Image courtesy of the Video Data Bank at the School of Art Institute of Chicago, vdb.org
Four or Five Accidents, One June. . .
Directed by Roddy Bogawa
1989, 25 minutes
A literal/metaphorical 'map' of anecdotes, jump cut interviews, incorrect 'talking-head' shots, hit-and-miss quotations, as the film follows the route of a delivery driver turned narrator, encountering various characters along the way such as the glaucoma-stricken elderly owner of a bed and breakfast and a doctor's office receptionist who steals drugs for her father-a Hollywood producer.
​
Little Murders/Obits
Directed by Rea Tajiri
1998, 19 minutes
A darkly comic musical about the mystery of death, communication of spirits, and the redemption that comes from knowing the truth.

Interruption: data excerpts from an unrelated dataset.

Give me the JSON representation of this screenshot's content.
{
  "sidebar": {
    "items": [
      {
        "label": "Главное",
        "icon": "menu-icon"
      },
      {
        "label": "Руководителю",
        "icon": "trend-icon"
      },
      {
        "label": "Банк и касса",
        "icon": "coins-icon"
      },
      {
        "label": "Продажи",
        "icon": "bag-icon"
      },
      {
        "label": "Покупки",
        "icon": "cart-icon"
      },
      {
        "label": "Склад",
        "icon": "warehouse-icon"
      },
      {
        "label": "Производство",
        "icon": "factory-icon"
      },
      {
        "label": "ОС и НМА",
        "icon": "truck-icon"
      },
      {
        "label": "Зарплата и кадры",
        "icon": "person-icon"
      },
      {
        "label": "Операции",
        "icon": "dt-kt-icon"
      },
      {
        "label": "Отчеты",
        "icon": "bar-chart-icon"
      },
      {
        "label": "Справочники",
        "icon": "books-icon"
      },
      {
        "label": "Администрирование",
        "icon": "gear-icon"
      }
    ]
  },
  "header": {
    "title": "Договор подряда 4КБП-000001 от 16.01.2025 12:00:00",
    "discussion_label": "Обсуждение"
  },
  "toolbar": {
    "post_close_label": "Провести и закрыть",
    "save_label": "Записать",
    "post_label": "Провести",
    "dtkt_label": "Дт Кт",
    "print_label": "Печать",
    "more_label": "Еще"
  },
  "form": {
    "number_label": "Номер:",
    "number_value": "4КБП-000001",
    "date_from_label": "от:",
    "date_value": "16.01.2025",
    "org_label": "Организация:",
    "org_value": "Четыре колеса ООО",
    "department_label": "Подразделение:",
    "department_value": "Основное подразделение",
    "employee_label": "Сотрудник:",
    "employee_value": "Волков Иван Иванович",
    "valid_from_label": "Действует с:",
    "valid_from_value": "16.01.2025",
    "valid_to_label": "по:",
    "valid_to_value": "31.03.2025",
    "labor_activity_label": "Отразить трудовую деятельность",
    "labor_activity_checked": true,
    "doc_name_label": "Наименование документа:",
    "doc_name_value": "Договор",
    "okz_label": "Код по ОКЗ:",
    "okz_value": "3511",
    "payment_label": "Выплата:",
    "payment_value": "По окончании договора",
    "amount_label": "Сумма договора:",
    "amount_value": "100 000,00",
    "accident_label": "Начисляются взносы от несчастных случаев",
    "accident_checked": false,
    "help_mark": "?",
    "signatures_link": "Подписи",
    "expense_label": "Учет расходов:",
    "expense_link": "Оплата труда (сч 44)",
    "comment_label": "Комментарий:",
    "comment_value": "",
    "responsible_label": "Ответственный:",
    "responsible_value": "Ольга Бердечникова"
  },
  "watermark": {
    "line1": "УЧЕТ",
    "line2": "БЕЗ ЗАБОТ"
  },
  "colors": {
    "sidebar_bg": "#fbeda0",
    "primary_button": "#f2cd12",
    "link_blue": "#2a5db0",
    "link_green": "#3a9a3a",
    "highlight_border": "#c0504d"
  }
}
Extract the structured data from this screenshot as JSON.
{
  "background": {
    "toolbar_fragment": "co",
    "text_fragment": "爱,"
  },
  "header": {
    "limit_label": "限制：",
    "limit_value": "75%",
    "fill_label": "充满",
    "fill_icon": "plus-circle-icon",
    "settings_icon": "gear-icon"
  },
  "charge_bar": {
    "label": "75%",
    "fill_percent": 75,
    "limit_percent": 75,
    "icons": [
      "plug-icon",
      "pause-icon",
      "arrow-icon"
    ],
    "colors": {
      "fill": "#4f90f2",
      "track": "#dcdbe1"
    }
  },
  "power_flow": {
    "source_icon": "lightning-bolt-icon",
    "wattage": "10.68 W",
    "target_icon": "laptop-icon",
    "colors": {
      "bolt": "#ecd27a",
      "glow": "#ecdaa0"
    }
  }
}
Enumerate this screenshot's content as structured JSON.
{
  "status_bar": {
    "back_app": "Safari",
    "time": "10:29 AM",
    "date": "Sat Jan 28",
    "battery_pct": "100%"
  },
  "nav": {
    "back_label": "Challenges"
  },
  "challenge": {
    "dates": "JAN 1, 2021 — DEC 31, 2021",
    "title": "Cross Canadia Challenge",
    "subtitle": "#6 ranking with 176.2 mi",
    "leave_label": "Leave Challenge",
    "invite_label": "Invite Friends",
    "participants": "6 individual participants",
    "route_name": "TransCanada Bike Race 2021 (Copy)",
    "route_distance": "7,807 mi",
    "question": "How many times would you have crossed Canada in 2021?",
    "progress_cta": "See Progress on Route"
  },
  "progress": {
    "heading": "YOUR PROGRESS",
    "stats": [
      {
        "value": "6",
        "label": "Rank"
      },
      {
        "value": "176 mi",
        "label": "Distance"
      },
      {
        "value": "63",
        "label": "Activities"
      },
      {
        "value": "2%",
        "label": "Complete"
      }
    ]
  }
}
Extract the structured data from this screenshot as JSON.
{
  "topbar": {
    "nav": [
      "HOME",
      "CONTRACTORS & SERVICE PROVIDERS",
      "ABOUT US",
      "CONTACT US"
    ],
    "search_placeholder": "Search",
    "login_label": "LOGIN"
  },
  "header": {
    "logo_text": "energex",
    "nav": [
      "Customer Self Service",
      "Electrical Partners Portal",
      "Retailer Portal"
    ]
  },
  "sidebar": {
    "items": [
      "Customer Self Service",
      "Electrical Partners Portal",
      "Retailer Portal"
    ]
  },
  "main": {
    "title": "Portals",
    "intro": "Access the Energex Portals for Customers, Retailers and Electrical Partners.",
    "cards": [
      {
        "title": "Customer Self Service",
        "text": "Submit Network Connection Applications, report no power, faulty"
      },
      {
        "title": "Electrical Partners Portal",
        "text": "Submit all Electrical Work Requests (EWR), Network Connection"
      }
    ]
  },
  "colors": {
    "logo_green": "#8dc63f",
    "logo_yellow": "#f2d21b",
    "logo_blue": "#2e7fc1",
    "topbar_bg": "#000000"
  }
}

A violent father, Frank (Charles Chun) returns to earth and wanders the streets in a child's wagon searching for clues to the cause of his death through his daughter, Angie (Angie Suh), a homicide detective. When the two finally collide on a downtown street late one night, they are transported to another dimension. The two communicate through dance and music finally unraveling the cause of their separation and grief.
​
Monterey's Boat People
Directed/Produced by Vincent DiGirolamo & Spencer Nakasako
1982, 29 minutes
This film closely examines the tension between the established Italian fishing community and the recently arrived Vietnamese fishermen in California’s Monterey Bay peninsula. Monterey's Boat People documents a specific facet of anti-Asian sentiment and the conflicts faced by an industry that is also fighting for survival.​
​
Sally's Beauty Spot
Directed by Helen Lee
1990, 12 minutes
A large black mole above an Asian woman's breast serves as a metaphor for cultural and racial difference in this engaging experimental film. Off-screen women's voices and scenes from The World of Suzie Wong parallel and counterpoint Sally's own interracial relationships and emerging self-awareness. A provocative and stylish meditation on Asian femininity.
​
Suprematist Kapital
Directed by Yin-Ju Chen & James T. Hong
2006, 5 minutes
A Symbolic History of Kapital.
Inspired by Kasimir Malevich's minimalist artworks and the struggles for resources in the age of peak oil, Suprematist Kapital was born of the want to create a visual artwork that could be displayed on many different-sized mediums regardless of resolution, e.g., theater screens, mobile devices, ipod's, etc. Where once technology as progress was an end in itself, it became the handmaiden of capitalist accumulation and war, and is now a form of capital itself in the age of peak oil.